As more artificial intelligence (AI) models are deployed in production environments there is a growing need to be able to track the provenance of these models back to the data that was used to train them. NetApp, to address that specific issue, added an ability to trace multiple versions of AI models back to the data that was used to train them to its portfolio of data management offerings.
Announced at the NetApp INSIGHT 2023 conference, this capability will provide greater transparency into how AI models are built across a hybrid cloud computing environment, says Ronen Schwartz, senior vice president and general manager for cloud storage at NetApp.
At the same time it is also moving to integrate NetApp Volumes storage management software running on Google Cloud with the Vertex AI platform Google makes available, in addition to adding an AFF C-Series platform to its existing ONTAP AI converged infrastructure system lineup based on NVIDIA DGX processors that have been integrated with Flash memory storage via an NVMe backplane.
Generative AI requires organizations to address a variety of data management challenges because the models are trained using unstructured data, notes Schwartz. In addition, organizations are also loading massive amounts of unstructured data into some type of vector database to customize large language models (LLMs), he adds. “Organizations want to be able to augment the LLM using their own data,” says Schwartz.
Much of that data today resides in on-premises environments that IT teams need to find ways to securely expose to LLMs that might reside either in the same on-premises IT environment or in the cloud, notes Schwartz. In fact, a recent global survey of 1,000 C-level, technology and data executives commissioned by NetApp finds 98% of respondents reporting three-quarters of their workloads still run in on-premises IT environments.
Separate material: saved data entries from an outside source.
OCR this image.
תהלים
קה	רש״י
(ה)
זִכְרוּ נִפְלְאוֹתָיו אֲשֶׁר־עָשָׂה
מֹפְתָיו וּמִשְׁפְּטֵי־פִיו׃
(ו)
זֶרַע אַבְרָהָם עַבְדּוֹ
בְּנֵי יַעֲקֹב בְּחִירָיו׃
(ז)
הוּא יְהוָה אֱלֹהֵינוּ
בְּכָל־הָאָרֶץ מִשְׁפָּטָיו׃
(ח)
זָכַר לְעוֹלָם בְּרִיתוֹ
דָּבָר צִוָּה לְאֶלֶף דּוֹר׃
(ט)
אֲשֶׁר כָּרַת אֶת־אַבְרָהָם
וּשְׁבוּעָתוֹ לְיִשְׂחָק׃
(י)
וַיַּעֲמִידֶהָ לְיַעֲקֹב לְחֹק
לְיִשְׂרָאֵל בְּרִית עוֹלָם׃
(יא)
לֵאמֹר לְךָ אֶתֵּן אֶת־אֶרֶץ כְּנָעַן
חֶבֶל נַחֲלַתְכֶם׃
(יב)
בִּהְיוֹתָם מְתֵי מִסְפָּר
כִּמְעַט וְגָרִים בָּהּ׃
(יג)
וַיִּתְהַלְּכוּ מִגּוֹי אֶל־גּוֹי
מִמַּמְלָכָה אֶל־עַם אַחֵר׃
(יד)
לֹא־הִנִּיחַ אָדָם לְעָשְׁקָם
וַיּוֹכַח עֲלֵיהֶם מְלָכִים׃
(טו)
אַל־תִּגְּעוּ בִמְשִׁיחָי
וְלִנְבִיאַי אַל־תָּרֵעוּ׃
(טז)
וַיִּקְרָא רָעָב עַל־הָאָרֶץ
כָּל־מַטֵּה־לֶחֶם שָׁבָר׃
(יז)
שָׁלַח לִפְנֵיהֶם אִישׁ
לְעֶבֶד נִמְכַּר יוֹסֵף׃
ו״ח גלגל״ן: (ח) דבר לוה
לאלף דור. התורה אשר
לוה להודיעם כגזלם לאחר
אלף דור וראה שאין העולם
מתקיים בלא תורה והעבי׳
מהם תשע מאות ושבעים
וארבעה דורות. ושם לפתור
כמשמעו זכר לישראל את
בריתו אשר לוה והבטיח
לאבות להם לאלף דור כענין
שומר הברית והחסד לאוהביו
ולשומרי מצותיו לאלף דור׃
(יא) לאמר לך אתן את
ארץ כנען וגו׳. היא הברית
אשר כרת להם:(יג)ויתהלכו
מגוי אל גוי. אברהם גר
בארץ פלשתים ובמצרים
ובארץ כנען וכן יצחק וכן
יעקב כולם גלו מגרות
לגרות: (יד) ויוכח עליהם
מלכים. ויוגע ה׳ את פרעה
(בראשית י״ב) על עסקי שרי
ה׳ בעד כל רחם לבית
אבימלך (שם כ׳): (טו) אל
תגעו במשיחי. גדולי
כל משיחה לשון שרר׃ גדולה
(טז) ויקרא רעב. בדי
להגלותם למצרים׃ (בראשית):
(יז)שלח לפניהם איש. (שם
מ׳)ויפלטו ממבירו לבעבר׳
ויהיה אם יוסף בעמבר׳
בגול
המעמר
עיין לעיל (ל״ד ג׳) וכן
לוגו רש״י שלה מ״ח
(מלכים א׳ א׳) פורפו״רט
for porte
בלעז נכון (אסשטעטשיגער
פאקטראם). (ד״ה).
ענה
The survey also finds nearly three quarters (72%) of respondents work for organizations that are already using some type of generative AI platform or service, with 74% leveraging public cloud AI and analytics services. Nearly two-thirds for respondents (63%) also noted AI budgets are the result of additional funding rather than reallocated budgets, and 65% expecting to engage new vendors as AI usage expands.
Ultimately, the building and deployment of AI models will require access to massive amounts of data spanning hybrid cloud computing environments. It’s not clear to what degree the rise of AI will force organizations to revisit their data management strategies but as AI models become more pervasively deployed data engineering, machine learning operations (MLOps), DevOps and security operations (SecOps) will increasingly converge. It’s not clear how long it might take to achieve that goal, but the NetApp survey identifies data security (57%), data integration (50%), and talent scarcity (45%) persist as barriers.
At this point, there’s little doubt that AI will transform the way IT is managed. The only thing that remains to be seen is the degree of friction that will occur as IT organizations move to eliminate silos that, in many cases, have persisted for longer than many of the members of those organizations have been alive.